Created By : Jatin Gogia
Reviewed By : Rajasekhar Valipishetty
Last Updated : Apr 06, 2023
HCF Calculator using the Euclid Division Algorithm helps you to find the Highest common factor (HCF) easily for 473, 104, 828 i.e. 1 the largest integer that leaves a remainder zero for all numbers.
HCF of 473, 104, 828 is 1 the largest number which exactly divides all the numbers i.e. where the remainder is zero. Let us get into the working of this example.
Consider we have numbers 473, 104, 828 and we need to find the HCF of these numbers. To do so, we need to choose the largest integer first and then as per Euclid's Division Lemma a = bq + r where 0 ≤ r ≤ b
Highest common factor (HCF) of 473, 104, 828 is 1.
HCF(473, 104, 828) = 1
Highest common factor or Highest common divisor (hcd) can be calculated by Euclid's algotithm.
Highest common factor (HCF) of 473, 104, 828 is 1.
Step 1: Since 473 > 104, we apply the division lemma to 473 and 104, to get
473 = 104 x 4 + 57
Step 2: Since the reminder 104 ≠ 0, we apply division lemma to 57 and 104, to get
104 = 57 x 1 + 47
Step 3: We consider the new divisor 57 and the new remainder 47, and apply the division lemma to get
57 = 47 x 1 + 10
We consider the new divisor 47 and the new remainder 10,and apply the division lemma to get
47 = 10 x 4 + 7
We consider the new divisor 10 and the new remainder 7,and apply the division lemma to get
10 = 7 x 1 + 3
We consider the new divisor 7 and the new remainder 3,and apply the division lemma to get
7 = 3 x 2 + 1
We consider the new divisor 3 and the new remainder 1,and apply the division lemma to get
3 = 1 x 3 + 0
The remainder has now become zero, so our procedure stops. Since the divisor at this stage is 1, the HCF of 473 and 104 is 1
Notice that 1 = HCF(3,1) = HCF(7,3) = HCF(10,7) = HCF(47,10) = HCF(57,47) = HCF(104,57) = HCF(473,104) .
We can take hcf of as 1st numbers and next number as another number to apply in Euclidean lemma
Step 1: Since 828 > 1, we apply the division lemma to 828 and 1, to get
828 = 1 x 828 + 0
The remainder has now become zero, so our procedure stops. Since the divisor at this stage is 1, the HCF of 1 and 828 is 1
Notice that 1 = HCF(828,1) .
Here are some samples of HCF using Euclid's Algorithm calculations.

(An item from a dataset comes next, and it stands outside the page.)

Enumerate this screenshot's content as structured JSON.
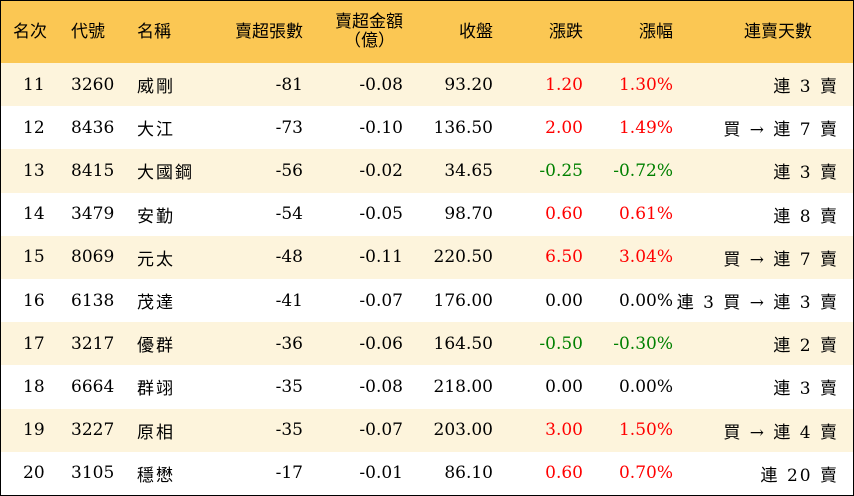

1. What is the Euclid division algorithm?
Answer: Euclid's Division Algorithm is a technique to compute the Highest Common Factor (HCF) of given positive integers.
2. what is the HCF of 473, 104, 828?
Answer: HCF of 473, 104, 828 is 1 the largest number that divides all the numbers leaving a remainder zero.
3. How to find HCF of 473, 104, 828 using Euclid's Algorithm?
Answer: For arbitrary numbers 473, 104, 828 apply Euclid’s Division Lemma in succession until you obtain a remainder zero. HCF is the remainder in the last but one step.